What software are you using that *doesn't* have a full technical
reference manual? I'd like to know what to avoid... [That's a
rhetorical question. Quite a lot of the software that I use *does* have
full technical references available [one of BSD's historical strengths].
Some of it doesn't, and I cross my fingers or use the source. If wishes
were horses we'd all be eating steak, as they say.]

> Using collaborative technology,
> it should be possible to produce this.

Google as an index to the entire web is a pretty good first-approximation.

Cheers,

--
Andrew
From: Marten Kemp on
Harald Meyer wrote:
> unruh wrote:
>
>>> Okay, what's the explanation *and circumvention* for
>>> "Enter the new package tree limit:" from aptitude?
>>> The only hits I get from Giggle are posts I've made
>>> asking for help.
>> Who knows. It is an error message written by a programmer who is
>> completely incompetent at writing error messages.
>
> It is not an error message, it is an incomprehensively named feature he
> activated by accident.
>
>> If you thing such a
>> programmer will write to you asking for an error message number and then
>> write an explanation for the message for your man page,
>
> The programmer would tell him to RTFM:
>
> | aptitude user's manual
> (...)
> | +--------------------------------------------------------------------------+
> | |Enter the new package tree limit: |
> | |apti |
> | | [ Ok ] [ Cancel ]|
> |Th+--------------------------------------------------------------------------+
> |
> |
> |
> |This dialog works exactly like the search dialog, except that instead of
> |highlighting the next package that matches what you typed into the dialog box,
> |it hides all packages which don't match. For instance, typing apti into this
> |dialog box and pressing Enter will hide all packages except those whose names
> |contain ``apti'':
>
> Harald (hates to post RTFMs)

And I got the same result no matter what I typed.

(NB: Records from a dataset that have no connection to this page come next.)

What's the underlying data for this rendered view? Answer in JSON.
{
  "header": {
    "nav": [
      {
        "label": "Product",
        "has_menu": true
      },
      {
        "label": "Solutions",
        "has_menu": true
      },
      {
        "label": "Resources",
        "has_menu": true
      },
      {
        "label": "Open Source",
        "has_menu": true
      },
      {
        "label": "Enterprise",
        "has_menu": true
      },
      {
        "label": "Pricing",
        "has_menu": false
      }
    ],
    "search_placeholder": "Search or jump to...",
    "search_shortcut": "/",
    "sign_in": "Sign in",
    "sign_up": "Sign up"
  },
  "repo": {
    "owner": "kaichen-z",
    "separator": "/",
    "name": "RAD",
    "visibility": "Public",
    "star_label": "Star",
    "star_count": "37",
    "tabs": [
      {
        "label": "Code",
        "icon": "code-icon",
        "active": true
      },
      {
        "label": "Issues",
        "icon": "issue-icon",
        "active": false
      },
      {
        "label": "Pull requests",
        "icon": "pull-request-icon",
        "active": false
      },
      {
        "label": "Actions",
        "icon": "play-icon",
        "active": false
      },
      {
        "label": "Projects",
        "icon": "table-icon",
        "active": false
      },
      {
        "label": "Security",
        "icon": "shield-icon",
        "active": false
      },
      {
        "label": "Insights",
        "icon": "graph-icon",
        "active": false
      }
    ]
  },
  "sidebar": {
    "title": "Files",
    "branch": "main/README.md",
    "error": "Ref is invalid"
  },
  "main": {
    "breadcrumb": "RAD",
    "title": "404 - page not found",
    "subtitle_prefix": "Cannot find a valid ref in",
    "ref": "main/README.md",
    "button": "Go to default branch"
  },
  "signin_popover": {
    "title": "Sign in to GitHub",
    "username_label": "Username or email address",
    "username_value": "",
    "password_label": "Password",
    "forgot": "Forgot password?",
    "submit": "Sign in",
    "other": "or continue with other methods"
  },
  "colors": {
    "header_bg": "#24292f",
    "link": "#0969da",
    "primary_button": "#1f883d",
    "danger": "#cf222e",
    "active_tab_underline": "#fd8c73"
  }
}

As I recall it, I got the message when I entered
a plus sign next to apache2-doc. I entered 'apache,'
which reduced the number of packages displayed but
the message reappeared when I tried to install
apache2-doc. Same result with 'apache2' and
'apache2-doc.'

I still can't figure out exactly _why_ that message
appeared in the first place. I really think that
it's the result of a fall-through in the program
logic. The message doesn't make any sense, either.
If there's some kind of internal limitation then
why doesn't the message say so?


--
-- Marten Kemp (Fix ISP to reply)
You can't help being ignorant 'cause there's always
something you don't know; what you can't be is stupid.